Logging everything is expensive and produces noise that obscures real signals. The pragmatic split:

  • Always log: DDL (schema changes), role/permission changes, writes to sensitive tables (customers, payments, audit_log), failed connection attempts.
  • Sometimes log: reads from sensitive tables, especially during audit-relevant time windows.
  • Rarely log at scale: every read of every table. Too much data, low signal.

The middle category — reads from sensitive tables — is where most teams have to make decisions. Logging every SELECT on customers produces a lot of data; the value is the ability to answer "who read this PII when."

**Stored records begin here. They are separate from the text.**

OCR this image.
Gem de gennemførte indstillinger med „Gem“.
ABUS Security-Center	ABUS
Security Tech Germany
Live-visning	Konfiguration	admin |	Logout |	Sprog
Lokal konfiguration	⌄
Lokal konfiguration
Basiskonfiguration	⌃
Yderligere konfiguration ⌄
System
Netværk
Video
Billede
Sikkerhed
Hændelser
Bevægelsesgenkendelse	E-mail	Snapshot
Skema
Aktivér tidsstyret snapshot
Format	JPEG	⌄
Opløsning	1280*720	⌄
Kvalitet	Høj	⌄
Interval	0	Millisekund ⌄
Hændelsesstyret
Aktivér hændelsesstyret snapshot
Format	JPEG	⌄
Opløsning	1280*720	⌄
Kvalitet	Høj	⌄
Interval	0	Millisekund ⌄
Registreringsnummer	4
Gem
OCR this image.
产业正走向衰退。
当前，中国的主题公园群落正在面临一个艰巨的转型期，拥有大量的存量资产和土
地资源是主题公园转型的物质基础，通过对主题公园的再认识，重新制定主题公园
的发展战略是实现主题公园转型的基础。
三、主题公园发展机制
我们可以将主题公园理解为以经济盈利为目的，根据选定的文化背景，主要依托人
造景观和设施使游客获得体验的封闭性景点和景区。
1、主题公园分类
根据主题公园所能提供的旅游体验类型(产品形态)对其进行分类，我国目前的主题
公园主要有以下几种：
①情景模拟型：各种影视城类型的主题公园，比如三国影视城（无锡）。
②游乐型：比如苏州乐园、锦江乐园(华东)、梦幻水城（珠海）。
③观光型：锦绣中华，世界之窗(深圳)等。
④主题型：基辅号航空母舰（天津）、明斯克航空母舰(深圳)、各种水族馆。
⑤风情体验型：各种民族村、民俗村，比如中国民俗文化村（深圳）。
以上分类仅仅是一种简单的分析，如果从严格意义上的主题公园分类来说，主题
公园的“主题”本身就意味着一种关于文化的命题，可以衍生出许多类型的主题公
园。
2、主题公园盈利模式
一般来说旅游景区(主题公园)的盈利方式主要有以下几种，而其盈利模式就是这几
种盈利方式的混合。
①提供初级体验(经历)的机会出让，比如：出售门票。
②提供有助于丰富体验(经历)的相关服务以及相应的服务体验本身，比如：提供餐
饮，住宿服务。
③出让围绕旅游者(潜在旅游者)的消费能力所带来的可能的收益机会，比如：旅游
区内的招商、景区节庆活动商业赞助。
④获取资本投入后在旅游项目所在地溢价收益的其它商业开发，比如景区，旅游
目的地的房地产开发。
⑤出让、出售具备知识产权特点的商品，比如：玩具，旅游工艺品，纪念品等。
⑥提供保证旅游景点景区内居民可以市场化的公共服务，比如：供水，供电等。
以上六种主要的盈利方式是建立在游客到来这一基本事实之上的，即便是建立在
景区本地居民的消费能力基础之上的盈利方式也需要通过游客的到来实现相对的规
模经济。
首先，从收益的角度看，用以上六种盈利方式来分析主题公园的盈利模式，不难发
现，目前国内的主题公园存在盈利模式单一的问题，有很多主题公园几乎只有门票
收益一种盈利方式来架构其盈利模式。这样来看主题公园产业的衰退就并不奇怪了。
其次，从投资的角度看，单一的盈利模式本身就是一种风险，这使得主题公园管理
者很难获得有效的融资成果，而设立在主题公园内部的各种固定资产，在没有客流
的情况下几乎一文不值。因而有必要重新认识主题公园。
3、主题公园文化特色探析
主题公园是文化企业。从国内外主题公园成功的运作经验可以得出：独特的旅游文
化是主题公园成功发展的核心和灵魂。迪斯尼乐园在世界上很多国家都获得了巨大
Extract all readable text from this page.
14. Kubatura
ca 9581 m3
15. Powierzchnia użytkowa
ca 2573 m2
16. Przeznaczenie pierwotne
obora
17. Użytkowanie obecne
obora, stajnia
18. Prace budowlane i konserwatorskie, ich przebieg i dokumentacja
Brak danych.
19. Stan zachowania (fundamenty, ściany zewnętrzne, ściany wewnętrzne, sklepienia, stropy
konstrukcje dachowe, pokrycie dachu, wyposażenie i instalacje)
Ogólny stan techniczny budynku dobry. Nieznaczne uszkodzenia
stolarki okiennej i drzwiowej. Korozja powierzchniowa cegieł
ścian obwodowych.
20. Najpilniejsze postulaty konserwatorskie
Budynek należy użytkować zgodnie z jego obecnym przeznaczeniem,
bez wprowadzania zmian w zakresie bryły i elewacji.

Application-level audit columns

For application-side audit context (which user, which IP, which feature), pgaudit alone is not enough. The application should set per-session GUCs:

-- Application sets these on every connection check-out
SET LOCAL app.user_id = '12345';
SET LOCAL app.session_id = 'abc-def';
SET LOCAL app.client_ip = '10.0.0.5';

A trigger on sensitive tables captures these values into an audit table:

CREATE TABLE customer_access_log (
  id BIGSERIAL PRIMARY KEY,
  accessed_at TIMESTAMPTZ DEFAULT now(),
  customer_id BIGINT,
  app_user_id TEXT,
  app_session_id TEXT,
  app_client_ip TEXT,
  db_user TEXT,
  query TEXT
);

CREATE OR REPLACE FUNCTION log_customer_access()
RETURNS TRIGGER AS $$
BEGIN
  INSERT INTO customer_access_log (
    customer_id, app_user_id, app_session_id, app_client_ip, db_user, query
  ) VALUES (
    NEW.id,
    current_setting('app.user_id', true),
    current_setting('app.session_id', true),
    current_setting('app.client_ip', true),
    current_user,
    current_query()
  );
  RETURN NEW;
END;
$$ LANGUAGE plpgsql;

CREATE TRIGGER log_customer_select
BEFORE INSERT OR UPDATE ON customers
FOR EACH ROW EXECUTE FUNCTION log_customer_access();

This logs WRITES to customers with full application context. For SELECT logging, pgaudit is the tool — Postgres triggers do not fire on SELECT.

Common audit queries

The queries auditors actually want:

-- Who accessed customer 47 in the last 90 days?
SELECT app_user_id, accessed_at, query
FROM customer_access_log
WHERE customer_id = 47
  AND accessed_at > now() - interval '90 days'
ORDER BY accessed_at DESC;

-- Top 10 users by sensitive-table access volume
SELECT app_user_id, count(*)
FROM customer_access_log
WHERE accessed_at > now() - interval '30 days'
GROUP BY app_user_id
ORDER BY count(*) DESC
LIMIT 10;

-- Off-hours access (e.g., outside 9am-6pm)
SELECT app_user_id, accessed_at, query
FROM customer_access_log
WHERE accessed_at > now() - interval '7 days'
  AND extract(hour FROM accessed_at) NOT BETWEEN 9 AND 18
ORDER BY accessed_at DESC;

These are the questions you cannot answer without auditing in place.

What I commit to

For any production database with sensitive data:

  1. pgaudit installed, configured to log DDL, role changes, and writes globally.
  2. Sensitive tables logged for reads in addition.
  3. Application sets per-session GUCs on every connection.
  4. Audit triggers on sensitive tables capture these GUCs.
  5. Logs forwarded to SIEM with appropriate retention (typically 1-7 years for compliance).
  6. Quarterly audit-query review to confirm the data answers the questions.

This is several days of setup. Once done, audit responses become queries instead of investigations.